- The electric-car maker missed its production targets in the first-quarter.
- It's also had to deal with series of negative news, such as a Moody's downgrade and a government investigation into a fatal car accident involving its Autopilot system.
It's bad news bears for Tesla.
Tesla and its larger-than-life CEO Elon Musk are known for aiming high, but Wall Street is growing wiser as even the most bullish analysts are starting to scale back their expectations in light of the automakers recent woes.

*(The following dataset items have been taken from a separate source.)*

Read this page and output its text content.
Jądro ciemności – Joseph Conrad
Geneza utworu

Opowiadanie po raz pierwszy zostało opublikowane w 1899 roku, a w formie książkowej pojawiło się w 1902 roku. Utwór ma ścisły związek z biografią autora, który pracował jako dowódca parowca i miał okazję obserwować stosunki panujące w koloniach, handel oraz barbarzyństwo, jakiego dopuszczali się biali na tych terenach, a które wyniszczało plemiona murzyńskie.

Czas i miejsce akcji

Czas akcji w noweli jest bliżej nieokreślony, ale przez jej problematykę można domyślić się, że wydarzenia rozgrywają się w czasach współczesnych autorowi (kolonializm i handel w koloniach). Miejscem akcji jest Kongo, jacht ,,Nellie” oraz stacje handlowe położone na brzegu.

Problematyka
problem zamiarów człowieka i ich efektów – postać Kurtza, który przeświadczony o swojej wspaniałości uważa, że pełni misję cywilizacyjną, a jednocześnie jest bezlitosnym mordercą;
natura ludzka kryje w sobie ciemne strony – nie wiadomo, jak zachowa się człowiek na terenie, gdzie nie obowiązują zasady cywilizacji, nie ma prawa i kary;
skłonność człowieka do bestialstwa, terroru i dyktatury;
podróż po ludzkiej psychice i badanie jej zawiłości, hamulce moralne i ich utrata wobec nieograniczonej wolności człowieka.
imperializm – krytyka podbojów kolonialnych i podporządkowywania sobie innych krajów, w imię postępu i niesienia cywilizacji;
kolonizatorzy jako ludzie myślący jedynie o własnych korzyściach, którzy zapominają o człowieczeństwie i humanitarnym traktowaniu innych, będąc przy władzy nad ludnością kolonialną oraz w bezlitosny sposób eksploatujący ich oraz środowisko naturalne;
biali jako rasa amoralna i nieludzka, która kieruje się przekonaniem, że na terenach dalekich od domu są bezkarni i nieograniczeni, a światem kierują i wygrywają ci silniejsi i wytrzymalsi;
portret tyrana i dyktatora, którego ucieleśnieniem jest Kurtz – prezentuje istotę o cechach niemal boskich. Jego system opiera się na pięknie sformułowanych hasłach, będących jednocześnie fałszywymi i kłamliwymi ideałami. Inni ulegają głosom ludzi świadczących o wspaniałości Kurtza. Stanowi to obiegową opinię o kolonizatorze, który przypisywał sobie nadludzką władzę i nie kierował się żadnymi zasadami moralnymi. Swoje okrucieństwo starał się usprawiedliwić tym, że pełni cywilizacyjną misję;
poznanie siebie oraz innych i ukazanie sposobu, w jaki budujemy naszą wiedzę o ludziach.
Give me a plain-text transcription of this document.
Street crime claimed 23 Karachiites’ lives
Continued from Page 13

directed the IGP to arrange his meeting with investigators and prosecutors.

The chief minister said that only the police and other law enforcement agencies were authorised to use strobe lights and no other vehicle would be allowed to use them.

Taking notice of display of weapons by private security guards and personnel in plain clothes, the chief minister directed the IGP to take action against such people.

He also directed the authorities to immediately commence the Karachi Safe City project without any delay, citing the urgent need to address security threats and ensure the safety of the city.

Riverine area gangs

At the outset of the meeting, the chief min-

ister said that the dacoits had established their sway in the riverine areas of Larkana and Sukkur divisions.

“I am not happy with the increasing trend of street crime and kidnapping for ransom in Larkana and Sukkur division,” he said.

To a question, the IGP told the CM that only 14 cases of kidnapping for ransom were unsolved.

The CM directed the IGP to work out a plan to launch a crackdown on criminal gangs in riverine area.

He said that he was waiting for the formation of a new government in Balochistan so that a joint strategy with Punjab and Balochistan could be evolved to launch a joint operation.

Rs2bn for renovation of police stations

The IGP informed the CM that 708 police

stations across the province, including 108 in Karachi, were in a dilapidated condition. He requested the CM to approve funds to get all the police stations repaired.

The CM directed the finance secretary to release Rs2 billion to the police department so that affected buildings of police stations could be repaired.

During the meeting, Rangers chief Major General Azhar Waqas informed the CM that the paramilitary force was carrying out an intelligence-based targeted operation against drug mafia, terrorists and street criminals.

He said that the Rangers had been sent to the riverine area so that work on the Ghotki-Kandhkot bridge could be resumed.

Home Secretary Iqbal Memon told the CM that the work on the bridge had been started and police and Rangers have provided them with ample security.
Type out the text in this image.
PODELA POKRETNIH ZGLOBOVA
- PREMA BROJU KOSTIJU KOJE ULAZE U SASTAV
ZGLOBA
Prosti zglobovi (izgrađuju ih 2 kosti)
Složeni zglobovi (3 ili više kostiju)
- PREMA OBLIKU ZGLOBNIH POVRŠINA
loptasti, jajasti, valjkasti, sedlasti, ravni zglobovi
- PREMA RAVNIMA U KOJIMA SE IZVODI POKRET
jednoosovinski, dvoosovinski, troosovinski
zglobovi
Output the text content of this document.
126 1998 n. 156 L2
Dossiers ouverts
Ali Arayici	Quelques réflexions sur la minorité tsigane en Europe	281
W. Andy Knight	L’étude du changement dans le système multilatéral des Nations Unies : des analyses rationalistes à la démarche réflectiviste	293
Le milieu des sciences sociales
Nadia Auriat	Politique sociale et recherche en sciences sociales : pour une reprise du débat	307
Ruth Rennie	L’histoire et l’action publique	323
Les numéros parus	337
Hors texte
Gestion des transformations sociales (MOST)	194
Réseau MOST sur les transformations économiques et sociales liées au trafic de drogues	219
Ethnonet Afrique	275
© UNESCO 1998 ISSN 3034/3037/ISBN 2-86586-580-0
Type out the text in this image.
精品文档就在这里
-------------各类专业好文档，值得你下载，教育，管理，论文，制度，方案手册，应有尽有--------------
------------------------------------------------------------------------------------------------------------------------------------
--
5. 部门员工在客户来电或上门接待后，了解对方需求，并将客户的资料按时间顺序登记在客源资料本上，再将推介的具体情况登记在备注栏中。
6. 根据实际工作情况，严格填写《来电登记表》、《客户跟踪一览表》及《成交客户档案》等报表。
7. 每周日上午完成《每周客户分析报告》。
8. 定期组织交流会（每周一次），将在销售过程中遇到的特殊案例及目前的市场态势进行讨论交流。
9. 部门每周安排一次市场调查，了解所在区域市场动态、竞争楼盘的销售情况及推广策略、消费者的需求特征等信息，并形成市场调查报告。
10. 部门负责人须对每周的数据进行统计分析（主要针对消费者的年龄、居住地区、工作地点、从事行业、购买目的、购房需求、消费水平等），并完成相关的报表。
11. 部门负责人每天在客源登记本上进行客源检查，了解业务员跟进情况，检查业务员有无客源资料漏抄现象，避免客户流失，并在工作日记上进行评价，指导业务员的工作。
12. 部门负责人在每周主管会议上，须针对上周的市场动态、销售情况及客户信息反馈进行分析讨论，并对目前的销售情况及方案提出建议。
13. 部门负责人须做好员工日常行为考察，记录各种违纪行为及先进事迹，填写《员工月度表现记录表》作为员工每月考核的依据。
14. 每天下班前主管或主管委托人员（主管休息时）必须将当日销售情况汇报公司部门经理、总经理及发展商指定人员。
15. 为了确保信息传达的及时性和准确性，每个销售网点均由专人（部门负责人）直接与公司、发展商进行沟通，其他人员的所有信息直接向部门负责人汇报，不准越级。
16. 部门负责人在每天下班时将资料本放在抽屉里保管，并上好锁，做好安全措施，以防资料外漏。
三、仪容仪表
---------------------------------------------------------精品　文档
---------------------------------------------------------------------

On Tuesday, Tesla announced it missed its first-quarter production targets for the mass-market Model 3 sedan. The electric automaker said it manufactured 2,020 Model 3 vehicles in the last week of its first quarter, falling short of its 2,500 vehicle goal. Some Wall Street banks had already lowered their estimates and earnings forecasts before Tesla made the announcement.
"Management provided some color which could be viewed as near-term encouraging (stronger recent production pace, no debt/equity raises needed)," Joseph Spak, an RBC Capital Markets analyst, wrote in a note to clients. "However, the recent episode also made us review our long-term assumptions which were likely too aggressive."
Spak lowered his Tesla price target to $305 a share, roughly 20% below his previous target of $380. Tesla shares are trading at $274 apiece Wednesday morning.
Tesla's failure to meet its near-term objectives will weigh on the stock in the short term, Spak says. "But of course it doesn’t stop there with Tesla having much more grandiose end-of-decade volume goals (and Tesla Semi and solar+storage)," he adds.
The analyst says his production and demand estimates may have been "too aggressive" as Tesla's production capabilities are being put to the test. The company faces several hurdles, including producing its electric car battery modules at a faster clip and reducing its production bottlenecks, all while ensuring quality at the same time, Spak says.
Tesla shares are down 14.41% this year.